12 August 2013
ByAppeared in BioNews 717
The test is designed to be used during initial surgery to remove tumours in patients with early invasive breast cancer. By detecting abnormal genetic markers in the lymph nodes, the test can assess if cancer cells have spread from the breast to the lymph nodes in the armpits, and can help surgeons decide at the time whether the lymph nodes should also be removed.
While many patients currently have to wait up to two weeks after their first operation to find out whether a cancer has spread, the new method will give faster results and may avoid the need for follow-up surgery, reducing the risk of clinical complications. It will also allow treatments such as chemotherapy to be started earlier.
Dr Carole Longson, director of the Centre for Health Technology Evaluation at NICE, said: 'For people with breast cancer and their families, waiting to hear if the disease has spread can cause significant distress and anxiety. If the test is positive, and a second operation is needed to remove more of the axillary lymph nodes, the second operation can be technically more difficult and result in a higher risk of complications'.
Breast cancer is one of the most common cancers in women, with around 46,000 new cases diagnosed in England and Wales each year. It can spread through the circulation or the lymph system, a network of channels and glands called lymph nodes. If cancer cells do detach from the original tumour they are most commonly carried to the axillary lymph nodes in the armpit.

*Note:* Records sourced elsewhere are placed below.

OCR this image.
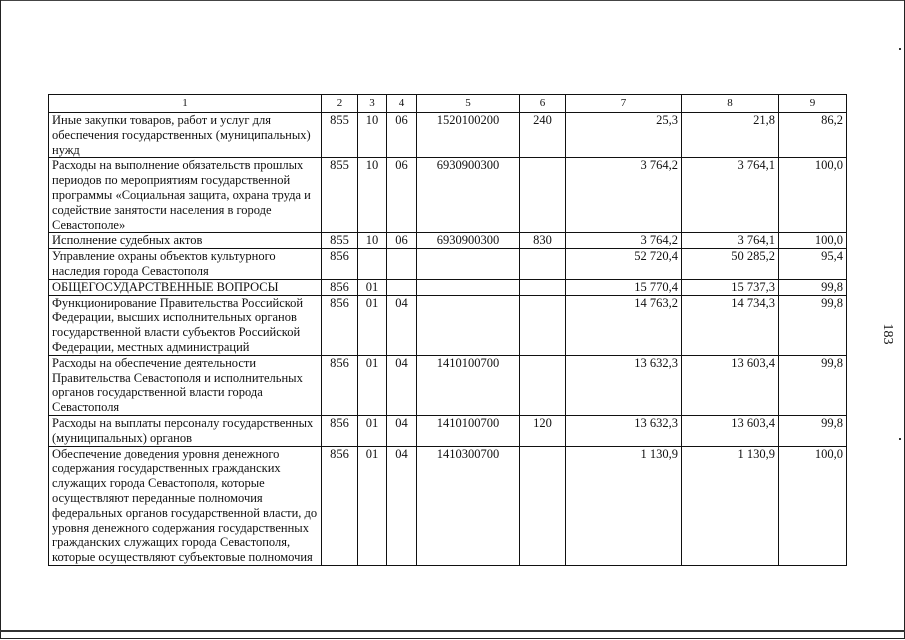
1	2	3	4	5	6	7	8	9
Иные закупки товаров, работ и услуг для обеспечения государственных (муниципальных) нужд	855	10	06	1520100200	240	25,3	21,8	86,2
Расходы на выполнение обязательств прошлых периодов по мероприятиям государственной программы «Социальная защита, охрана труда и содействие занятости населения в городе Севастополе»	855	10	06	6930900300		3 764,2	3 764,1	100,0
Исполнение судебных актов	855	10	06	6930900300	830	3 764,2	3 764,1	100,0
Управление охраны объектов культурного наследия города Севастополя	856					52 720,4	50 285,2	95,4
ОБЩЕГОСУДАРСТВЕННЫЕ ВОПРОСЫ	856	01				15 770,4	15 737,3	99,8
Функционирование Правительства Российской Федерации, высших исполнительных органов государственной власти субъектов Российской Федерации, местных администраций	856	01	04			14 763,2	14 734,3	99,8
Расходы на обеспечение деятельности Правительства Севастополя и исполнительных органов государственной власти города Севастополя	856	01	04	1410100700		13 632,3	13 603,4	99,8
Расходы на выплаты персоналу государственных (муниципальных) органов	856	01	04	1410100700	120	13 632,3	13 603,4	99,8
Обеспечение доведения уровня денежного содержания государственных гражданских служащих города Севастополя, которые осуществляют переданные полномочия федеральных органов государственной власти, до уровня денежного содержания государственных гражданских служащих города Севастополя, которые осуществляют субъектовые полномочия	856	01	04	1410300700		1 130,9	1 130,9	100,0
183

At present patients undergoing cancer surgery usually have one or more lymph nodes removed from their armpit at the same time. The biopsies are sent for laboratory analysis to confirm whether additional surgery to remove the remaining lymph nodes is needed. According to NICE, around 11,000 people with newly diagnosed breast cancer require this additional surgery. However a second operation can be more dangerous as it involves operating on the same area of the breast and armpit as the first.
The new test, called the RD-100i One Step Nucleic Acid Amplification (OSNA) system, involves analysing lymph node samples for the presence of a protein called cytokeratin-19 (CK19), a biological marker associated with breast cancer. Studies have shown to test to be between 77.8 percent and 97.2 percent accurate.

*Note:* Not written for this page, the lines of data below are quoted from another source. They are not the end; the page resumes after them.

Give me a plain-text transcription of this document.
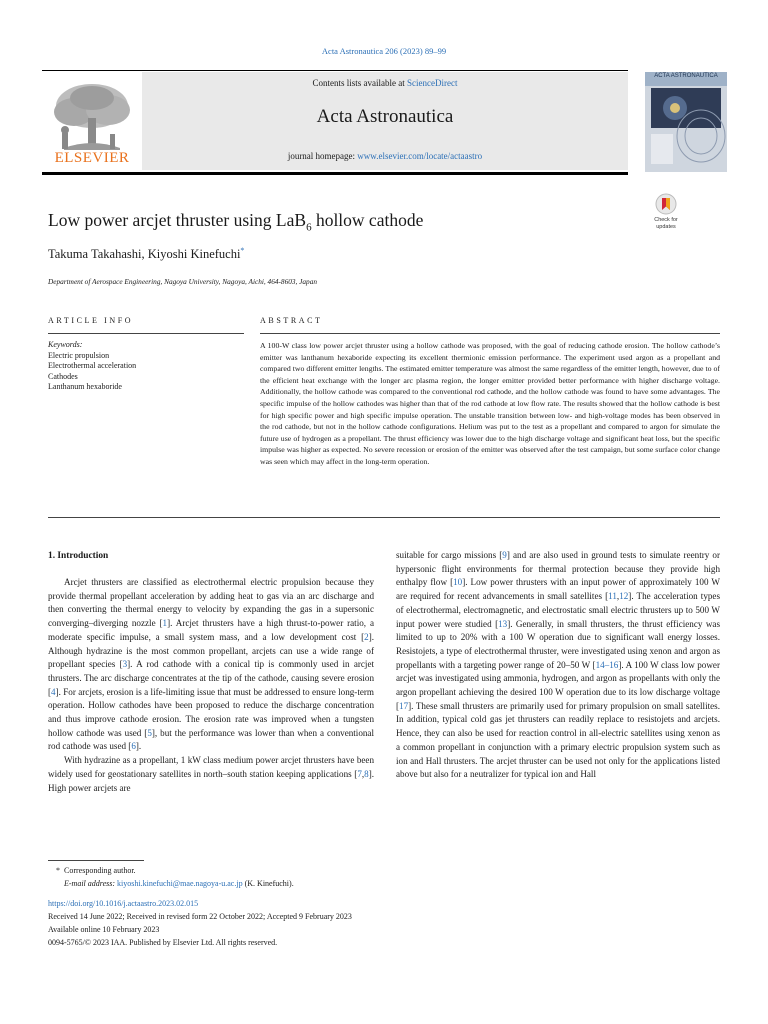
Acta Astronautica 206 (2023) 89–99
ELSEVIER
Contents lists available at ScienceDirect
Acta Astronautica
journal homepage: www.elsevier.com/locate/actaastro
ACTA ASTRONAUTICA
Check for
updates
Low power arcjet thruster using LaB$_6$ hollow cathode
Takuma Takahashi, Kiyoshi Kinefuchi*
Department of Aerospace Engineering, Nagoya University, Nagoya, Aichi, 464-8603, Japan
ARTICLE INFO
Keywords:
Electric propulsion
Electrothermal acceleration
Cathodes
Lanthanum hexaboride
ABSTRACT
A 100-W class low power arcjet thruster using a hollow cathode was proposed, with the goal of reducing cathode erosion. The hollow cathode’s emitter was lanthanum hexaboride expecting its excellent thermionic emission performance. The experiment used argon as a propellant and compared two different emitter lengths. The estimated emitter temperature was almost the same regardless of the emitter length, however, due to of the efficient heat exchange with the longer arc plasma region, the longer emitter provided better performance with higher discharge voltage. Additionally, the hollow cathode was compared to the conventional rod cathode, and the hollow cathode was found to have some advantages. The specific impulse of the hollow cathodes was higher than that of the rod cathode at low flow rate. The results showed that the hollow cathode is best for high specific power and high specific impulse operation. The unstable transition between low- and high-voltage modes has been observed in the rod cathode, but not in the hollow cathode configurations. Helium was put to the test as a propellant and compared to argon for simulate the future use of hydrogen as a propellant. The thrust efficiency was lower due to the high discharge voltage and significant heat loss, but the specific impulse was higher as expected. No severe recession or erosion of the emitter was observed after the test campaign, but some surface color change was seen which may affect in the long-term operation.
1. Introduction

Arcjet thrusters are classified as electrothermal electric propulsion because they provide thermal propellant acceleration by adding heat to gas via an arc discharge and then converting the thermal energy to velocity by expanding the gas in a supersonic converging–diverging nozzle [1]. Arcjet thrusters have a high thrust-to-power ratio, a moderate specific impulse, a small system mass, and a low development cost [2]. Although hydrazine is the most common propellant, arcjets can use a wide range of propellant species [3]. A rod cathode with a conical tip is commonly used in arcjet thrusters. The arc discharge concentrates at the tip of the cathode, causing severe erosion [4]. For arcjets, erosion is a life-limiting issue that must be addressed to ensure long-term operation. Hollow cathodes have been proposed to reduce the discharge concentration and thus improve cathode erosion. The erosion rate was improved when a tungsten hollow cathode was used [5], but the performance was lower than when a conventional rod cathode was used [6].

With hydrazine as a propellant, 1 kW class medium power arcjet thrusters have been widely used for geostationary satellites in north–south station keeping applications [7,8]. High power arcjets are

suitable for cargo missions [9] and are also used in ground tests to simulate reentry or hypersonic flight environments for thermal protection because they provide high enthalpy flow [10]. Low power thrusters with an input power of approximately 100 W are required for recent advancements in small satellites [11,12]. The acceleration types of electrothermal, electromagnetic, and electrostatic small electric thrusters up to 500 W input power were studied [13]. Generally, in small thrusters, the thrust efficiency was limited to up to 20% with a 100 W operation due to significant wall energy losses. Resistojets, a type of electrothermal thruster, were investigated using xenon and argon as propellants with a targeting power range of 20–50 W [14–16]. A 100 W class low power arcjet was investigated using ammonia, hydrogen, and argon as propellants with only the argon propellant achieving the desired 100 W operation due to its low discharge voltage [17]. These small thrusters are primarily used for primary propulsion on small satellites. In addition, typical cold gas jet thrusters can readily replace to resistojets and arcjets. Hence, they can also be used for reaction control in all-electric satellites using xenon as a common propellant in conjunction with a primary electric propulsion system such as ion and Hall thrusters. The arcjet thruster can be used not only for the applications listed above but also for a neutralizer for typical ion and Hall

* Corresponding author.
E-mail address: kiyoshi.kinefuchi@mae.nagoya-u.ac.jp (K. Kinefuchi).
https://doi.org/10.1016/j.actaastro.2023.02.015
Received 14 June 2022; Received in revised form 22 October 2022; Accepted 9 February 2023
Available online 10 February 2023
0094-5765/© 2023 IAA. Published by Elsevier Ltd. All rights reserved.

As well as providing results more quickly than conventional biopsies, the test allows the whole lymph node to be analysed therefore likely reducing the risk of missing areas that are too small to be seen using conventional methods.
A similar novel method, the Metasin test, has also been developed. However, although NICE says it 'shows promise', the Metasin test is not currently recommended for use as further evidence of its effectiveness is needed.